Central Banks Abandon Dollar for Gold

Central banks worldwide are abandoning the dollar for Gold at unprecedented rates, and they’ve been purchasing more gold than any time since records began in 1950. Countries such as China, Russia, and India are stockpiling gold reserves to hedge against financial instability and geopolitical risks that come with dollar exposure.

Frank Giustra, co-chair of the International Crisis Group, believes that some FORM of de-dollarization appears inevitable, particularly after the sanctions against Russia that prompted many countries to reconsider their dollar dependency. The US dollar global impact is being questioned more than ever before.

Trump’s Weakening Strategy Backfires

Trump’s strategy to weaken the dollar is actually backfiring and creating more instability right now. His proposed “Mar-a-Lago Accord” aims to force other countries to help weaken the dollar, but this approach is facing significant resistance.

EU-US trade balance 2014–2024

Source: Eurostat

David Lubin, senior research fellow at Chatham House, explained the basic mechanics:

Anthony Abrahamian from Rothschild & Co Wealth Management warned that Trump’s approach creates problems, noting that policymakers and finance ministers alike will likely meet such an accord today with resistance.

The ongoing currency battles have created what Wall Street is calling the “Sell America” trade, and US stocks have been underperforming as these Trump-China trade tensions continue to escalate.

Market Chaos and Future Risks

Former Treasury Secretary Janet Yellen described the recent market patterns as “very unusual,” and she suggested that international investors are questioning Treasury debt’s foundational role amid this growing financial instability.

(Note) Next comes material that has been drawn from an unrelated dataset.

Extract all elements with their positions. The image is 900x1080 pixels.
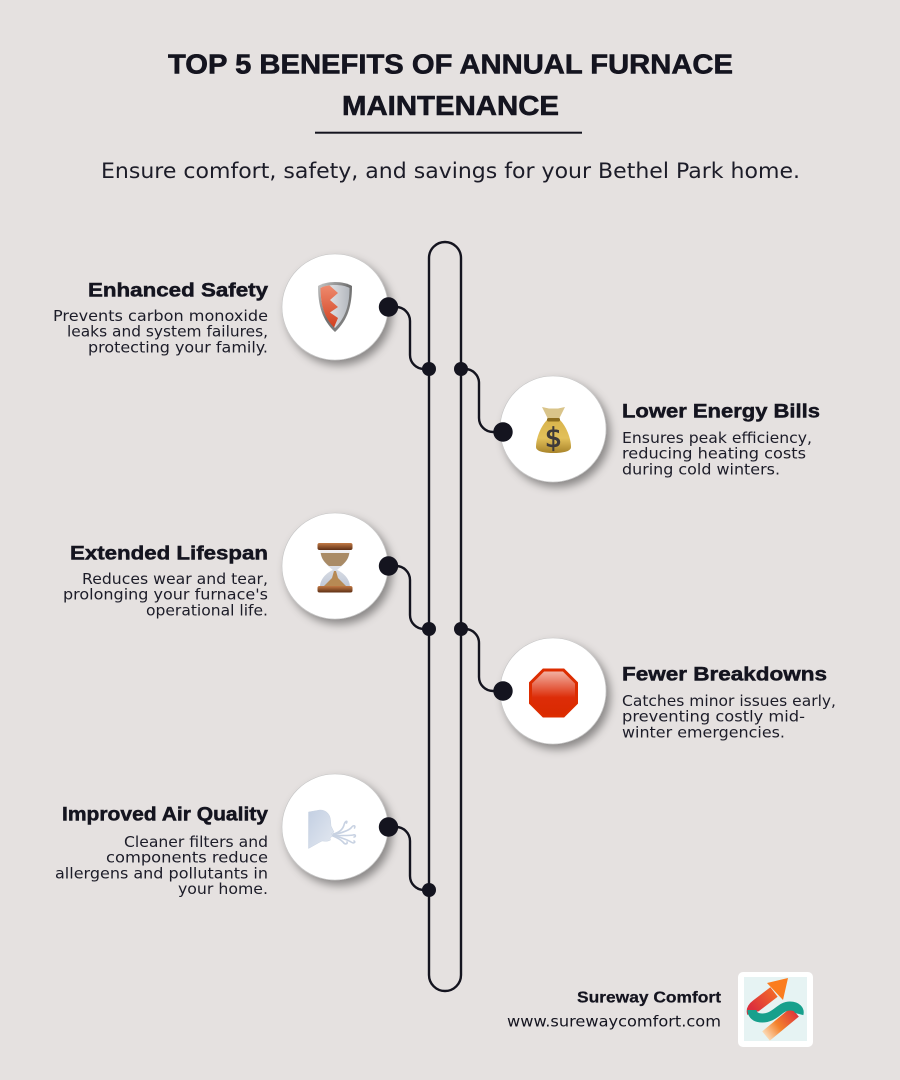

When the dollar strengthens, American products become more expensive for foreign buyers, which reduces demand and market share abroad. This hurts exporters and also impacts domestic companies’ foreign operations significantly. Large technology companies and industrial manufacturers are particularly vulnerable since they derive much of their revenue from overseas markets.

For example, if a company earns ¥10 billion in Japan, it will book $62.5 million in profits when the dollar trades at 160 USD/JPY. But if the dollar strengthens to 170 USD/JPY, it WOULD yield just $58.8 million – a direct hit to corporate earnings that shows why strong dollar risks matter for investors.

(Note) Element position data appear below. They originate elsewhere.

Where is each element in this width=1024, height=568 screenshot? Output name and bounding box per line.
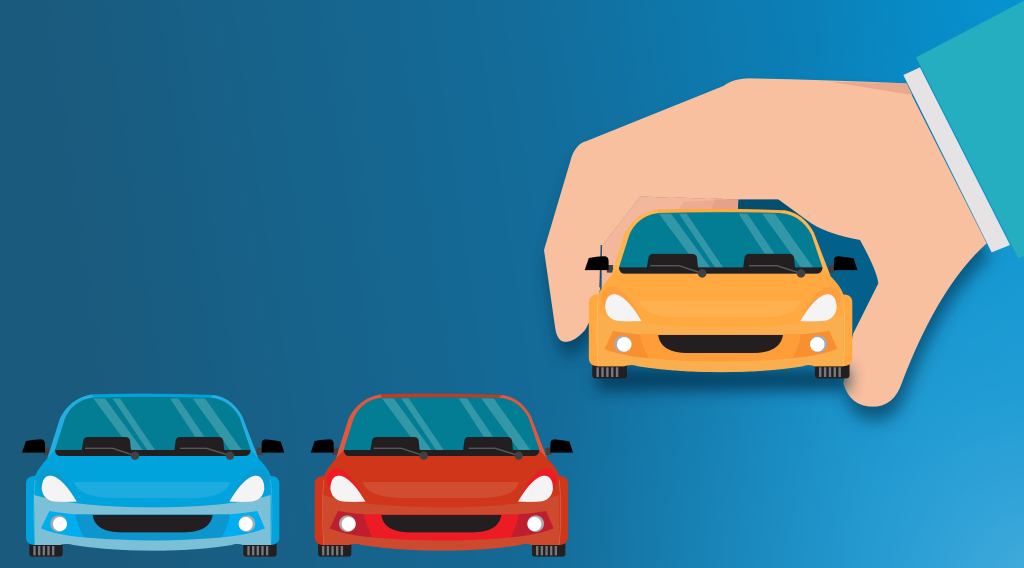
windshield (619, 212, 822, 274)
wipers (650, 266, 805, 278)
shirt cuff (903, 67, 1010, 252)
mirrors (22, 439, 284, 455)
windshield (55, 397, 251, 456)
fog lights (50, 515, 255, 532)
blue car (22, 394, 284, 557)
hood highlight (639, 301, 801, 317)
body edge highlights (34, 480, 272, 545)
lower grille area (41, 511, 265, 540)
roof pillar highlights (336, 394, 547, 458)
mirrors (585, 256, 858, 273)
body (315, 394, 568, 551)
lower grille area (604, 331, 837, 361)
red car (311, 394, 573, 557)
hood highlight (74, 482, 230, 498)
roof pillar highlights (611, 210, 830, 276)
body (26, 394, 279, 551)
shadow of hand and gap behind fingers (547, 92, 989, 421)
headlights (326, 468, 557, 502)
roof pillar highlights (47, 394, 258, 458)
car shadow (596, 368, 850, 390)
wrist shading (830, 82, 912, 95)
bumper panel (323, 495, 559, 551)
hand (544, 78, 987, 407)
orange car held by the hand (585, 209, 858, 390)
body edge highlights (323, 480, 561, 545)
inner finger (602, 197, 738, 290)
wheels (29, 540, 277, 557)
finger gap line (600, 245, 601, 287)
jacket sleeve (916, 1, 1024, 258)
wipers (85, 448, 234, 460)
wheels (592, 361, 850, 378)
fog lights (339, 515, 544, 532)
body edge highlights (597, 299, 845, 366)
mirrors (311, 439, 573, 455)
wheels (318, 540, 565, 557)
fog lights (614, 335, 827, 353)
wipers (374, 448, 523, 460)
headlights (601, 286, 841, 321)
lower grille area (330, 511, 554, 540)
headlights (38, 468, 268, 502)
hand with sleeve (544, 1, 1024, 421)
windshield (344, 397, 539, 456)
hood highlight (363, 482, 519, 498)
finger shading (677, 199, 738, 213)
bumper panel (597, 314, 843, 372)
bumper panel (34, 495, 271, 551)
body (589, 209, 852, 372)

Still Dollarising At An Alarming Rate

Despite these steps towards dollar dissociation, Bank of America analysts think that the world is actually dollarising at an alarming pace as indicated by the growing nonbank financial intermediaries.

Alfonso Peccatiello, who founded Macro Compass, warned about the history precedent. Historically, huge geopolitical strains, or in simpler terms, wars, have always followed the changes of the global reserve currency, as a rule. The rapidly increasing tempo of the de-dollarization demand, the rising likelihood of a towering dollar, trade-war relationships with China in the offing, and the onrush of the currency-war whirlwind in 2025, are blending to create financial volatility that has not been seen before.

This situation threatens the dollar’s reserve status while also raising the possibility of triggering broader global economic disruption in the months ahead.